Educar é um ato político; portanto, a reflexão do professor deve estar voltada também para as questões de raça, gênero e classe social para garantir a todos os alunos o acesso ao conhecimento cientifico, pois ele é uma ferramenta para minimizar as desigualdades sociais. [...]. O professor tem de estar consciente de que não basta o bom trabalho de “transposição didática”, mas deve atentar para os valores que, pelo seu comportamento, atitudes e exemplos passa para os alunos, pois eles são facilmente assimilados e tem uma força muito grande na sua formação. (RIBAS; CARVALHO, 1999, p. 43).

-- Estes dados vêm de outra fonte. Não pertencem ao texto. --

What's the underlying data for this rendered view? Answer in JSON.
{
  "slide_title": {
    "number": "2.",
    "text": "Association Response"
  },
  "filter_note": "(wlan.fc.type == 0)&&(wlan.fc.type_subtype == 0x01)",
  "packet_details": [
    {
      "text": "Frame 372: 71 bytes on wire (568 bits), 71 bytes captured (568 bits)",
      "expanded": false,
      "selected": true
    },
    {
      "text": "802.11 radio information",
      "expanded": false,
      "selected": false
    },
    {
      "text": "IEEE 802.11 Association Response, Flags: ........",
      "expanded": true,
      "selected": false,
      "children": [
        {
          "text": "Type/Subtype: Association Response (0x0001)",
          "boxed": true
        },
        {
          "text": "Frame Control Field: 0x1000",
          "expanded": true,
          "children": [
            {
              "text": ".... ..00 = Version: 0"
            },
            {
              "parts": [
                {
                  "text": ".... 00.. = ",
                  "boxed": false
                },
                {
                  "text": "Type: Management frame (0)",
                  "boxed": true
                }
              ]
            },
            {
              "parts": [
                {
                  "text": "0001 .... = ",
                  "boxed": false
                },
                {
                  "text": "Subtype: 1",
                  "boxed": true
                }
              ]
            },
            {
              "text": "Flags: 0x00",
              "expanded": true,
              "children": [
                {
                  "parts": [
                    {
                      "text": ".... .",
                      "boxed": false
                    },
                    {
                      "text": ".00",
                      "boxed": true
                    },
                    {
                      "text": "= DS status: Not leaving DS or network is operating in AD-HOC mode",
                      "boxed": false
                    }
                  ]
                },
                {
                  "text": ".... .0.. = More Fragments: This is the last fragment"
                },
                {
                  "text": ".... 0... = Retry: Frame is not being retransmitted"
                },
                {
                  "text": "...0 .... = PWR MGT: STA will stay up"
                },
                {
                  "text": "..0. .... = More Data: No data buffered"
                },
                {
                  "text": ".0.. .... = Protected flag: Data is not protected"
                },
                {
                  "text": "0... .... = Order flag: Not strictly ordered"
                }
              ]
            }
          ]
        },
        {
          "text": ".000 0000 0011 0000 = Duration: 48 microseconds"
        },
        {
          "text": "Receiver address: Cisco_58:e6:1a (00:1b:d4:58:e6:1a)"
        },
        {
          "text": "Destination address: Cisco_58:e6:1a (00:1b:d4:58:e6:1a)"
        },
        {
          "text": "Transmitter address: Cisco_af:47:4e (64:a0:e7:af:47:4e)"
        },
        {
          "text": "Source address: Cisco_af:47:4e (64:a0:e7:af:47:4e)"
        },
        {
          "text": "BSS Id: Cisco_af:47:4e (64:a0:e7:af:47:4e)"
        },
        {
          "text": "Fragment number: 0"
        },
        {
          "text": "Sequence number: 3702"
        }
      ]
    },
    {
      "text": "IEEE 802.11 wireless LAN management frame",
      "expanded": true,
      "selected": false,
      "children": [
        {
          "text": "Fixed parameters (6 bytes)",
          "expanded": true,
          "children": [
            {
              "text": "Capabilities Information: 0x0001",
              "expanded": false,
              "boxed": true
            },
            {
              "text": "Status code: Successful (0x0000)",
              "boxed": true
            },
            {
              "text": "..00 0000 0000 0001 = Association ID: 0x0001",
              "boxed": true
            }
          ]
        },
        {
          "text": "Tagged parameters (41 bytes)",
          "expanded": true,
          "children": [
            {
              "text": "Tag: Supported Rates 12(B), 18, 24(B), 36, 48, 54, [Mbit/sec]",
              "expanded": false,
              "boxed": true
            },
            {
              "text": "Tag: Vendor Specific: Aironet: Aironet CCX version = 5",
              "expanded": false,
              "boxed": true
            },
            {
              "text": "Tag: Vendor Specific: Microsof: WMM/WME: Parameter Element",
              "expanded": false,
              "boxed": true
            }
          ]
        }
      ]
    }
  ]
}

Enquanto ação política, o professor precisa assumir uma postura protagonista diante do sistema educacional, priorizando os aspectos que viabiliza e potencializa maior aprendizagem sua e dos educandos a medida que estão inseridos em um espaço de construção social. Segundo Marx (1996), o trabalho quando subjugado pela dominação do capital, tomado a partir de ações que levam ao afastamento entre o significado da atividade realizada e o sentido que esta atividade representa para quem a realiza, quase sempre é destituído de sua capacidade emancipatória; então, atua como meio para a simples satisfação das necessidades. Destaca ainda que o trabalho é a atividade vital humana, não só responsável por satisfazer as necessidades primais, mas, capaz de promover a vida genérica do homem. Nesse caminho procuramos relacionar a atividade vital com a constituição da identidade pessoal de determinado sujeito concreto, este que possui uma historicidade, que, está subjugado às forças opressoras do capital

e aos determinantes sociais, assim como também está aberto ao desenvolvimento de suas capacidades, potencialmente mobilizadoras de transformação. Lima e Sales (2002) afirmam:

A identidade docente, como as demais, se constrói em um determinado contexto, em um determinado tempo histórico, adquirindo novas características para responderem a novas demandas da sociedade, portanto não é um dado imutável. [...] Todos os medos e dificuldades foram com o tempo se transformando em segurança, em maior capacidade de transitar por situações embaraçosas na escola e na sala de aula. (LIMA; SALES, 2002, p. 41).

O sujeito precisa congregar para si, o seu próprio labor, os elementos e a lógica envolvida nas formas de comportamento que têm sido desenvolvidas ao longo da história. (MARKÚS,1974). Partimos dessa afirmativa para compreendermos melhor a composição da identidade pessoal, esta que se relaciona diretamente com a atividade realizada pelo sujeito; aqui nos referimos à atividade como labor, e não como trabalho na sua forma abstrata assumida segundo a lógica do capital. Admitimos também que há uma relação de interdependência entre a identidade pessoal e a profissional, com capacidade de autocriação causada pelos processos de apropriação e formação. Nesses processos há sempre uma tensão entre continuidade e descontinuidade, movimentos de análise em que há uma desintegração e momentos de síntese, onde é imprescindível a capacidade de integração. O professor na organização da aula precisa permitir que esse processo de feedback aconteça nas diferentes situações e aspectos para que se permita maior interação e formação.